5. Diesem Vorbringen ist entgegenzuhalten, dass sie bereits vier Wochen nach dem Vorfall mit dem Tatvorwurf konfrontiert wurde. Dabei wusste sie in ihrem Schreiben vom 10. Juli 2003 noch nicht jene Personen zu benennen, welche sie erst im Zuge der Berufungsergänzung erstmals als in Betracht kommende Lenker namentlich nannte. Dies wäre jedoch naheliegend gewesen, wäre etwa eine dieser Personen tatsächlich der Lenker oder die Lenkerin gewesen. Es entspricht der Lebensnähe, dass in solchen Fällen derartige Personen bei der ersten sich bietenden Gelegenheit benannt würden. Auch die Erinnerung muss zu diesem Zeitpunkt noch relativ frisch gewesen sein, sodass es durchaus nicht lebensfremd wäre jenen Lenker konkret noch zu benennen der das eigene Fahrzeug im Bereich der Staatsgrenze zu Deutschland im Bereich vom Grenzübergang Suben lenkte. Diesem nachgereichten Vorbringen vermag daher unter Hinweis auf das gänzliche Unterbleiben einer aktiven Mitwirkung durch die Berufungswerberin an ihrem eigenen Verfahren nicht gefolgt werden.

Es entspricht ferner durchaus der Realität, dass privat gehaltene Fahrzeuge in aller Regel auch von dessen Halter selbst oder allenfalls einem Familienmitglied gelenkt werden. Unter all diesen Überlegungen kann daher - mangels jeglicher Mitwirkung - der die Lenkereigenschaft bestreitenden Verantwortung der Berufungswerberin nicht gefolgt werden.

Vielmehr musste auf Grund der sich im Rahmen der Berufungsverhandlung ergebenden Beweislage davon ausgegangen werden, dass sie ihr Fahrzeug am 9.6.2003 um 12.04 Uhr auf der A 8 bei Strkm 68.007 in Richtung Suben selbst lenkte. Die Geschwindigkeitsmessung erfolgte mittels Radarmessgerät MUVR 6F
Nr. 697, wobei gemäß dem ausgearbeiteten Foto die gemessene Geschwindigkeit von 208 km/h deutlich erkennbar ist.

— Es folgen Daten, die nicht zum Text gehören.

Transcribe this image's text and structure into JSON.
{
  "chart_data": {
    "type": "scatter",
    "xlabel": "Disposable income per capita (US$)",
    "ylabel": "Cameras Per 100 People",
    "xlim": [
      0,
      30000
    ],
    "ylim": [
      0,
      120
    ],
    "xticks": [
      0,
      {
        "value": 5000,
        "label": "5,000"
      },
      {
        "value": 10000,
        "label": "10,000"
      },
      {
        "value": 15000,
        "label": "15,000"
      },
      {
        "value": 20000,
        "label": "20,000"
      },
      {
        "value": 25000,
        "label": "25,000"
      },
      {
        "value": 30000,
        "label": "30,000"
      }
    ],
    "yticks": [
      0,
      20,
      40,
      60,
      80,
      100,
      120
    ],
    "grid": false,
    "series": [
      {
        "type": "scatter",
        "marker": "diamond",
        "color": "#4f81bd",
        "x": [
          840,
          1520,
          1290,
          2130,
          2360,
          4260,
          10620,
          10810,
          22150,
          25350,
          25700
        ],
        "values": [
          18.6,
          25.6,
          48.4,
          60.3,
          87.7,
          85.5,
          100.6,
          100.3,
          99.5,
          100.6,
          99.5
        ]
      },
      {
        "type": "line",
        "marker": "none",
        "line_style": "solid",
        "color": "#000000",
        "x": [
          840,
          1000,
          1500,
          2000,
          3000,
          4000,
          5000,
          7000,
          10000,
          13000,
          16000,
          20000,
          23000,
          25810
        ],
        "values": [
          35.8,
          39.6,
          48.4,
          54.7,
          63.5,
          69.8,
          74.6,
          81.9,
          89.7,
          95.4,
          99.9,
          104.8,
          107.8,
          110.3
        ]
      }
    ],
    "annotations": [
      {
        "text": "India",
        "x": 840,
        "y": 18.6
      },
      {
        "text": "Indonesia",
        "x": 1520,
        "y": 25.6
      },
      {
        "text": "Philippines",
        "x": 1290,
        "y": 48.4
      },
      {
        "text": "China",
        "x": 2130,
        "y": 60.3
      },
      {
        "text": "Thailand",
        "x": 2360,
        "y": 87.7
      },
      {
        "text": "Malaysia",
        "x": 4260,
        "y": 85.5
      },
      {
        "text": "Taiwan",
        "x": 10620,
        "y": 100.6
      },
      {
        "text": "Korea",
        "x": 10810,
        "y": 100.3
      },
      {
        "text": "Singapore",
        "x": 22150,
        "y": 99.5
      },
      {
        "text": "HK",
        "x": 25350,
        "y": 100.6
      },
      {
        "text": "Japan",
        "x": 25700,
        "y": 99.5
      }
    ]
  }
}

Da dieses Faktum nicht bestritten wird und weder Hinweise noch ein Vorbringen hinsichtlich allfälliger sonstiger Mängel bei der Messung, etwa ein Fehler bei der Zuordnung des Fahrzeuges zur spezifischen Messung, nicht vorhanden sind, ist von der Gültigkeit dieses Messergebnisses auszugehen.

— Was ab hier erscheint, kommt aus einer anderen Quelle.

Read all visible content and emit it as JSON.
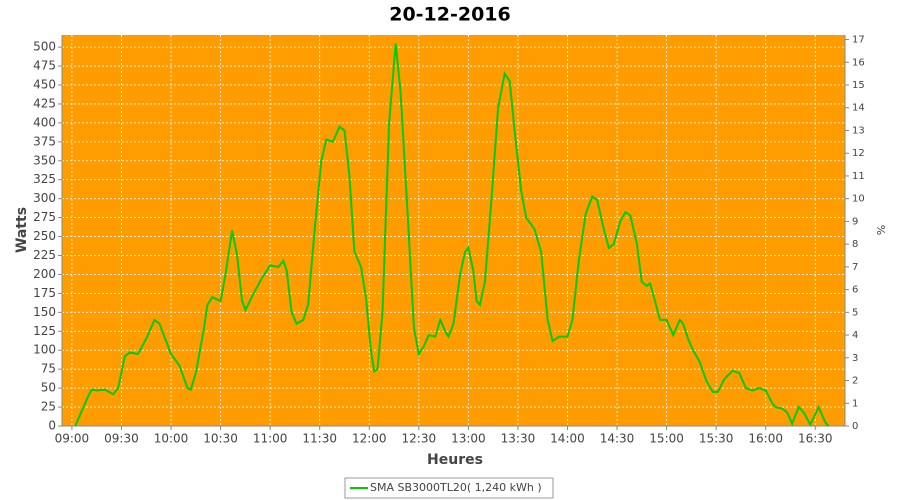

Wie oben schon festgestellt nahm die Berufungswerberin unentschuldigt an der Berufungsverhandlung nicht teil. Sie brachte wie bereits im Rahmen des erstinstanzlichen Verfahrens festgestellt, auch sonst nichts inhaltlich Nachvollziehbares dar was am Tatvorwurf zweifeln lassen könnte. Darauf wies auch der Vertreter der Behörde erster Instanz im Rahmen der Berufungsverhandlung mit dem Antrage die Entscheidung der Behörde erster Instanz zu bestätigen zutreffend hin. Schließlich wurden auch keine weiteren Beweisanträge seitens der Berufungswerberin gestellt.

6. Rechtlich verweist der unabhängige Verwaltungssenat auf die von der Erstbehörde richtigen Subsumtion des Tatverhaltens unter § 20 Abs.2 StVO 1960 und die Strafnorm nach § 99 Abs.3 lit.a StVO 1960.

Laut ständiger Judikatur des Verwaltungsgerichtshofes ist eine Radarmessung grundsätzlich ein taugliches Mittel zur Feststellung der Fahrgeschwindigkeit eines Fahrzeuges. Die Verkehrsfehlergrenze bei der hier gemessenen Fahrgeschwindigkeit von +/- 5% ergibt gerundet eine um 11 km/h zu reduzierende Fahrgeschwindigkeit (vgl. VwGH 23.3.1988, 87/02/0200).

Die Berufungswerberin hat weder im Rahmen des erstinstanzlichen Verfahrens konkrete Angaben zur bloß plakativ bestrittenen Lenkereigenschaft gemacht noch brachte sie im Rahmen des Berufungsverfahren etwas zu ihrer Entlastung vor, noch nahm sie an der Berufungsverhandlung teil.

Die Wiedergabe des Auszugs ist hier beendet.